# NORML Launches Daily "AudioStash" New 30-Minute Podcast Available At 4:20



## LdyLunatic (Jun 17, 2006)

June 15, 2006 - Washington, DC, USA 
Washington, DC: NORML has launched a new daily, 30-minute edition of its weekly podcast. The original programming, entitled "NORML's Daily AudioStash: The Growing Truth About Marijuana," is available via podcast and direct MP3 download every weekday at 4:20pm at either http://www.normlaudiostash.com/ or http://www.norml.org/ 
Archived shows are also available online. 
Episodes of NORML's Daily AudioStash will feature breaking news stories and interviews, NORML Chapter profiles, music and comedy sketches, as well as regular segments on cannabis and health, legislative reform efforts, and hemp technology. Featured guests on the show have included NORML Executive Director Allen St.
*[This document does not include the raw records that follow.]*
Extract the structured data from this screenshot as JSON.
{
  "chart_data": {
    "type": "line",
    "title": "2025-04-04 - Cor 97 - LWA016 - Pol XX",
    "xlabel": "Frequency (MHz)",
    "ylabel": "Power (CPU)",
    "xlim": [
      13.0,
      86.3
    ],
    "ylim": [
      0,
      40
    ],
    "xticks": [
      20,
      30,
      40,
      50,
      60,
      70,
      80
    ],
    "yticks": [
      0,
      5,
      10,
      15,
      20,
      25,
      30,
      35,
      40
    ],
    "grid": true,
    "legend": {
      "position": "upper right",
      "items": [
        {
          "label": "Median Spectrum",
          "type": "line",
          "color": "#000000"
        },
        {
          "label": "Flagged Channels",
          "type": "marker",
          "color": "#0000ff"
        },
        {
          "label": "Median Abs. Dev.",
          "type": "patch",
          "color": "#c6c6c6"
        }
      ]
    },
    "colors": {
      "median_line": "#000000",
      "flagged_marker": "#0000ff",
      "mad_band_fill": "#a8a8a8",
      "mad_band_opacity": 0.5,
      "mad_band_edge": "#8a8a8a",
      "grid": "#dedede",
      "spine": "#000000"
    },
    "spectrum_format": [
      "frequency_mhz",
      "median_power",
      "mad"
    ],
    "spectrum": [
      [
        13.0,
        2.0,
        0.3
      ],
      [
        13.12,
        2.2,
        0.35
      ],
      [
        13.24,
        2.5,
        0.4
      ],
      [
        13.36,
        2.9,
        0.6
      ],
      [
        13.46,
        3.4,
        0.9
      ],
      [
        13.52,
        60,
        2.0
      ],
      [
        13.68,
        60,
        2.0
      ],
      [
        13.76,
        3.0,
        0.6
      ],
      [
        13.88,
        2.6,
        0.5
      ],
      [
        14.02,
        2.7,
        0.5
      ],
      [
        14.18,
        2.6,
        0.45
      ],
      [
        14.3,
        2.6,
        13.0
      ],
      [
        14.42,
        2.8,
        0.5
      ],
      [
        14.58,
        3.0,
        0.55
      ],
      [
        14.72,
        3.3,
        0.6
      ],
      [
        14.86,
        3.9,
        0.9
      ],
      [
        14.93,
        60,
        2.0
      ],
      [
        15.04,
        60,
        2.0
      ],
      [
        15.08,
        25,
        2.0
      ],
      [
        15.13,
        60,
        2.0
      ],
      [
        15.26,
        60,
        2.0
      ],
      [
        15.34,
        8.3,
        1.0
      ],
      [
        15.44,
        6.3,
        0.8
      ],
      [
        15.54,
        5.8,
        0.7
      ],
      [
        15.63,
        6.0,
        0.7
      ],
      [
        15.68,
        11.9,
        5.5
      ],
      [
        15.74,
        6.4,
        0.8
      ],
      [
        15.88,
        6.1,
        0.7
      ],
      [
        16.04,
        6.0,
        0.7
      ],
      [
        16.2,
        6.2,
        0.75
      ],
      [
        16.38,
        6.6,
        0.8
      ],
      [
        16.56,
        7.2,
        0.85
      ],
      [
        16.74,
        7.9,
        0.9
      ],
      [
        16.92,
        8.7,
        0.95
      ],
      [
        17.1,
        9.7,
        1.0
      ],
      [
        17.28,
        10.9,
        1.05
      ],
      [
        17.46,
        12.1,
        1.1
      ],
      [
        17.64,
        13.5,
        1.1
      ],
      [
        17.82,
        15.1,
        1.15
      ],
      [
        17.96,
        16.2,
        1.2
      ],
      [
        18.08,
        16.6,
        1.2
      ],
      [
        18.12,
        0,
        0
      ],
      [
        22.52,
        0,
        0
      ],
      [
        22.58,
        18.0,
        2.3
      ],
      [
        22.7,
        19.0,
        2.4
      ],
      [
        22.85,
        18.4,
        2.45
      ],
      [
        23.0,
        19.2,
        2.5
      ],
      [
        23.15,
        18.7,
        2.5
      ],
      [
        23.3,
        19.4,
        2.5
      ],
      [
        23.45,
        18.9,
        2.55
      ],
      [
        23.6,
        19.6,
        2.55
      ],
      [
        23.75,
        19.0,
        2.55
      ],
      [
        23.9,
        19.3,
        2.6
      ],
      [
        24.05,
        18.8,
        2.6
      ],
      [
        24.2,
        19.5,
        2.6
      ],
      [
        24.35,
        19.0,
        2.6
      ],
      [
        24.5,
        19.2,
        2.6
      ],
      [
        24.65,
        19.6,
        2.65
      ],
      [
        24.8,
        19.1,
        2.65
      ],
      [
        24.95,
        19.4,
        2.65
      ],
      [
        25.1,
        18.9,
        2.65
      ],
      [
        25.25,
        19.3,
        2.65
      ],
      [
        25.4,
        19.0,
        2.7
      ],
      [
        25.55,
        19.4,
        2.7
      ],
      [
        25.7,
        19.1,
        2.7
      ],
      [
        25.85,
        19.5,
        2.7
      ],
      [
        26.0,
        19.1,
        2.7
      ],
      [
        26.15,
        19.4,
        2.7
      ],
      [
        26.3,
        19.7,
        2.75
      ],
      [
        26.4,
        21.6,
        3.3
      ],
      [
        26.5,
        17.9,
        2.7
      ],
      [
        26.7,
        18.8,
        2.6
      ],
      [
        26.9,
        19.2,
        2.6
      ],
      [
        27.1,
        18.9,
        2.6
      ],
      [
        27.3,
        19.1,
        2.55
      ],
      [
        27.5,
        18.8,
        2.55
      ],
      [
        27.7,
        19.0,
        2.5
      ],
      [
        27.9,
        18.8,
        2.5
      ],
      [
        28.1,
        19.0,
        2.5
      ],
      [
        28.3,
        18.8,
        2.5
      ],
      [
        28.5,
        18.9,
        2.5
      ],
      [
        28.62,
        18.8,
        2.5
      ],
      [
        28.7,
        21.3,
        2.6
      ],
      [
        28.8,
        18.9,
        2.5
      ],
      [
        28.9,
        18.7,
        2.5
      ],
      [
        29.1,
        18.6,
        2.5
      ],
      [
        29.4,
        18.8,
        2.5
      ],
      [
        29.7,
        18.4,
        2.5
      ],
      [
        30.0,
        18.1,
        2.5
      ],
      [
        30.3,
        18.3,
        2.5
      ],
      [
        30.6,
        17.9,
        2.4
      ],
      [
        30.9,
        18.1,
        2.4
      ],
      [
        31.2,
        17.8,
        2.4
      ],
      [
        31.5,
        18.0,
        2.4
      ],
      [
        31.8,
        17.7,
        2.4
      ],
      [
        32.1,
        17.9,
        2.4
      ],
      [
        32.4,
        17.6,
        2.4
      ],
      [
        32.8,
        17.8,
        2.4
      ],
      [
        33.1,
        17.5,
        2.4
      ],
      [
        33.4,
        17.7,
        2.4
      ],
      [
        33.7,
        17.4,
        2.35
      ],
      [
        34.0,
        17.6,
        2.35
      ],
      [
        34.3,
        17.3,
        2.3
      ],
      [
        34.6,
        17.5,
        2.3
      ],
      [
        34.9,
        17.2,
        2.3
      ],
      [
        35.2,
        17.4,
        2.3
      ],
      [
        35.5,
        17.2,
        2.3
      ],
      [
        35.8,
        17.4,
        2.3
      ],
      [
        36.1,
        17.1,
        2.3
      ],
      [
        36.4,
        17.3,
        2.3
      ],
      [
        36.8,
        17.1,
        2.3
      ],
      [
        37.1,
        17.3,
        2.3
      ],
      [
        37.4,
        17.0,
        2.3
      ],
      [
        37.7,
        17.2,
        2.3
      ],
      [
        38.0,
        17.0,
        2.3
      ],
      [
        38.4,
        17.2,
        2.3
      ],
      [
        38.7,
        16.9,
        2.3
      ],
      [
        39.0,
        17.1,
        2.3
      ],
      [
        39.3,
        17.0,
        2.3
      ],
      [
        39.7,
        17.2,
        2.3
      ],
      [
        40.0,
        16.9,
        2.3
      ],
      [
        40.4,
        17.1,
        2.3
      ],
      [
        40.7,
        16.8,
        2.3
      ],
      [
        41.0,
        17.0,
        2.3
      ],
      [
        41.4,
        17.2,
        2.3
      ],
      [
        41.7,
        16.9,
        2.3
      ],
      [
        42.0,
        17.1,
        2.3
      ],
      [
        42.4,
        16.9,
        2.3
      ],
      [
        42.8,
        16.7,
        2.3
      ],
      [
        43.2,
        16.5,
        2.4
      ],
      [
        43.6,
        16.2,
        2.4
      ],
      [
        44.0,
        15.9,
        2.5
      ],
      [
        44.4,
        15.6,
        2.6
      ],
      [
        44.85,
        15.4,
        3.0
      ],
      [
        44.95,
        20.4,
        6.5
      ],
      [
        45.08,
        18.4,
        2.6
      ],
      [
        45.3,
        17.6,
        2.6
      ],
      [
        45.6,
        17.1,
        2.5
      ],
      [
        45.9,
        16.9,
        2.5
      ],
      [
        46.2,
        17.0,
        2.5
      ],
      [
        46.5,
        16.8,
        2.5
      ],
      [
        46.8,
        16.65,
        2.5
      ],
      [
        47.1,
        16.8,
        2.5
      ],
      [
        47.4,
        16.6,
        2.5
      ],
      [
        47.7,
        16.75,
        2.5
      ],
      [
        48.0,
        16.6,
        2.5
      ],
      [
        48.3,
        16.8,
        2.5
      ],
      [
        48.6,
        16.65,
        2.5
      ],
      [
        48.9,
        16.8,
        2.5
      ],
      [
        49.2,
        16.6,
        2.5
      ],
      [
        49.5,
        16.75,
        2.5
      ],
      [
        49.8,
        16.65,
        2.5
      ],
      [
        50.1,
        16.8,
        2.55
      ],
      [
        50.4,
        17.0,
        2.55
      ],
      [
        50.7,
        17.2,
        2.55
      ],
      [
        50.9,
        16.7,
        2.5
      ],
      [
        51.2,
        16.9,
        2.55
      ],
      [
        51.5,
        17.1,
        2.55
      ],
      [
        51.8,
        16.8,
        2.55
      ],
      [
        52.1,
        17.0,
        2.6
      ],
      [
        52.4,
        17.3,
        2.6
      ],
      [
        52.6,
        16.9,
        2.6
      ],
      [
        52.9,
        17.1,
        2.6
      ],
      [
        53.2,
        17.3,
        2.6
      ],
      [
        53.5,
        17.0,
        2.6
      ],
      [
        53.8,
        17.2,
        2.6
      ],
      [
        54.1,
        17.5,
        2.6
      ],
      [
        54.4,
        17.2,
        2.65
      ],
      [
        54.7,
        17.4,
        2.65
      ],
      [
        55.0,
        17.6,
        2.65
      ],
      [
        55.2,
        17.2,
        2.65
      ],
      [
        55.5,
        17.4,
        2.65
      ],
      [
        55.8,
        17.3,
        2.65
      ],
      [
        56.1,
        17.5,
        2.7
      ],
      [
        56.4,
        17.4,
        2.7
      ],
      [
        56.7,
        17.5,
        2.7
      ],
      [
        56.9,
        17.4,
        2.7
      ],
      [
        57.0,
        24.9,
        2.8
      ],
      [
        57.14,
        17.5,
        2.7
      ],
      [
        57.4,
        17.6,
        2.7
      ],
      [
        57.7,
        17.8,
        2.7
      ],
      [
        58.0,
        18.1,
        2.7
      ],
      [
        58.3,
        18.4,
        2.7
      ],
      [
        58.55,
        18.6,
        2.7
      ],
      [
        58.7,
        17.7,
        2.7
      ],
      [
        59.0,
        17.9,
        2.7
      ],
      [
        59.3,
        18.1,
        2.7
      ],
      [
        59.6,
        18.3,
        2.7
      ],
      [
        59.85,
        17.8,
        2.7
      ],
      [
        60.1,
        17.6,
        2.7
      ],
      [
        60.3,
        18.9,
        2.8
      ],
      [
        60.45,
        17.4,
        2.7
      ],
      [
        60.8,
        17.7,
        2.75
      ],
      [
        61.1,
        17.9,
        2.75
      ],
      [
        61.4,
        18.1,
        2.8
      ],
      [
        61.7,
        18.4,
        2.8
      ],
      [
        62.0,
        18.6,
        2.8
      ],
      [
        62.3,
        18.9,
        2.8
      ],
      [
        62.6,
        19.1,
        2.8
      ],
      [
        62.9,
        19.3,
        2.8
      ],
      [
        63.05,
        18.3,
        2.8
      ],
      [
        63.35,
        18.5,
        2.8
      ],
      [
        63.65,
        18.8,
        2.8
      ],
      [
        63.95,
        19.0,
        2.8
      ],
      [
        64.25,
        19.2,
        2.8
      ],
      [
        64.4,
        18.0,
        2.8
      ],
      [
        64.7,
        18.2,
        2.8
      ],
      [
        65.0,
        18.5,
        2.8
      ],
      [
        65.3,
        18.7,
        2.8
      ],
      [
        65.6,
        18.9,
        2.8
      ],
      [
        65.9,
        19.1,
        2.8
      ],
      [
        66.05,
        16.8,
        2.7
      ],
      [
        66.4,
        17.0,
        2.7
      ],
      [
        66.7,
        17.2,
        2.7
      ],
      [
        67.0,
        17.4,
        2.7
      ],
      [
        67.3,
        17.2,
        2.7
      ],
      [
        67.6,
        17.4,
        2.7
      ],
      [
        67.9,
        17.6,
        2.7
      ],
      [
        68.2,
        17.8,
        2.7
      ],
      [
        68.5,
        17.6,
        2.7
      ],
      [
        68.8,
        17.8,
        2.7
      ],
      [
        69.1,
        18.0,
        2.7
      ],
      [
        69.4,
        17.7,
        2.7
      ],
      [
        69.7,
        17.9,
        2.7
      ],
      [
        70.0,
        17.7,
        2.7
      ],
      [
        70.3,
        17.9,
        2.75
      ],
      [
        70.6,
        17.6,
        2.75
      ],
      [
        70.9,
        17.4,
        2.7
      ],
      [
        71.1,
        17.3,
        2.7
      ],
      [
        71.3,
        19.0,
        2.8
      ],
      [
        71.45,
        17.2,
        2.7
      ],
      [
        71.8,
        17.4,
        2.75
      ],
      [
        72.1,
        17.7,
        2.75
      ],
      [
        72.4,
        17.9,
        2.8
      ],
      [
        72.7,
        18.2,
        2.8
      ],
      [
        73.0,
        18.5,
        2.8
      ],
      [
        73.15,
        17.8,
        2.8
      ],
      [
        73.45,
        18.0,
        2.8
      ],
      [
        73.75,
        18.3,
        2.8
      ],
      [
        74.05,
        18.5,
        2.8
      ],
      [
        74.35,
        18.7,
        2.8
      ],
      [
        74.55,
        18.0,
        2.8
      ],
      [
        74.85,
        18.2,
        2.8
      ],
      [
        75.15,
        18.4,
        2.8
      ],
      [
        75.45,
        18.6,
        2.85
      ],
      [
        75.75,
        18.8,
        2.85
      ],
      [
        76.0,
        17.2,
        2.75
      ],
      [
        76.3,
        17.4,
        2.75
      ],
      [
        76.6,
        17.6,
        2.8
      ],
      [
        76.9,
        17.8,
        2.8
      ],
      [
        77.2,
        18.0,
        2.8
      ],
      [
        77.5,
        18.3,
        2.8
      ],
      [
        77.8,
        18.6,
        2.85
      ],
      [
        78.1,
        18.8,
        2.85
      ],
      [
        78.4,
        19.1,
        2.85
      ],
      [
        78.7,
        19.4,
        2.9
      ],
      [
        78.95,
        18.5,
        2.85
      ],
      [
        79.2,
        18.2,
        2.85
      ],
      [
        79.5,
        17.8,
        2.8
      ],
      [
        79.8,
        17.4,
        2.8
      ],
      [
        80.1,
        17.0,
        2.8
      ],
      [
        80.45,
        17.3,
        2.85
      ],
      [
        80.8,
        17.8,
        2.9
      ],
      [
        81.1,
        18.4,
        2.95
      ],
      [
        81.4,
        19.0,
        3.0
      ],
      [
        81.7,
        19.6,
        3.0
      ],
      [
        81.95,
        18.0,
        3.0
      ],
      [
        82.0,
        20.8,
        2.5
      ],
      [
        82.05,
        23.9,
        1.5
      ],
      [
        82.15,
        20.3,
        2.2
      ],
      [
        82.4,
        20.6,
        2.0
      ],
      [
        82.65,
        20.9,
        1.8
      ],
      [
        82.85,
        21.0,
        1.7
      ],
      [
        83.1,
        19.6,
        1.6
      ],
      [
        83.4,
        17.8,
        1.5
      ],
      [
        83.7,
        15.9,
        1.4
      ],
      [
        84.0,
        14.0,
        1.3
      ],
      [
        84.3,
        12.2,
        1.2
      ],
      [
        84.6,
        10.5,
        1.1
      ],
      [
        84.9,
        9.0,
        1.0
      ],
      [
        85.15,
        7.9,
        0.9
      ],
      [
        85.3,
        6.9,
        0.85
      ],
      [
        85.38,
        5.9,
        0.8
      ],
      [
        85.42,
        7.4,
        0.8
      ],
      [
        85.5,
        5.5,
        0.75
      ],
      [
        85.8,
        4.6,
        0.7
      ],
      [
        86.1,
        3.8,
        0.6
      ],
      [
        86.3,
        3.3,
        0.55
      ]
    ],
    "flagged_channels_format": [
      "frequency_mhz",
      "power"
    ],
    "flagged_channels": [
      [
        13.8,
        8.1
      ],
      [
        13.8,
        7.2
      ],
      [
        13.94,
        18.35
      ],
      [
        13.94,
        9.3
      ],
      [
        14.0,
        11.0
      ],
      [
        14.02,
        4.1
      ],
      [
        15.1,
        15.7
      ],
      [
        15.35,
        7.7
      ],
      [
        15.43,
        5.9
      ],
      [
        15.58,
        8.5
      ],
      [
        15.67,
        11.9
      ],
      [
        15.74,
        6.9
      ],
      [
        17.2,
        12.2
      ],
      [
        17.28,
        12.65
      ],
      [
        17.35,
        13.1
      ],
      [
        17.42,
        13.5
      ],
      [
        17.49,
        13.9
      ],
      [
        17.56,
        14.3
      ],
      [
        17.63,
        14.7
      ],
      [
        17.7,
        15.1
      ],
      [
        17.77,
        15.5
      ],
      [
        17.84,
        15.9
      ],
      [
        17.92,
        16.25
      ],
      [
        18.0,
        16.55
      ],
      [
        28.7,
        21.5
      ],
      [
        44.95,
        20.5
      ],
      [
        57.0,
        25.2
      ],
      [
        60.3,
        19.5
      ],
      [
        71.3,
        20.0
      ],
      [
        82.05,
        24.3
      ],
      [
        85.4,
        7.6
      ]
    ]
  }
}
Pierre, Mitch Earleywine - author of the book Understanding Marijuana: A New Look at the Scientific Evidence - comedian Tommy Chong, and NORML Board Member Dominic Holden, among others. 
"With so much happening in the world of cannabis law reform, there was an urgent need for the creation of a daily audio show to capture the various voices of the reform movement and keep consumers up to date with the latest pot-related science, news, and events information that you won't find anywhere else but on NORML's AudioStash," NORML Executive Director Allen St. Pierre said. NORML's podcasts rank as one of the most popular political audio programs available on the Internet, according to tabulations released by Apple Computer's iTunes Music Store.


----------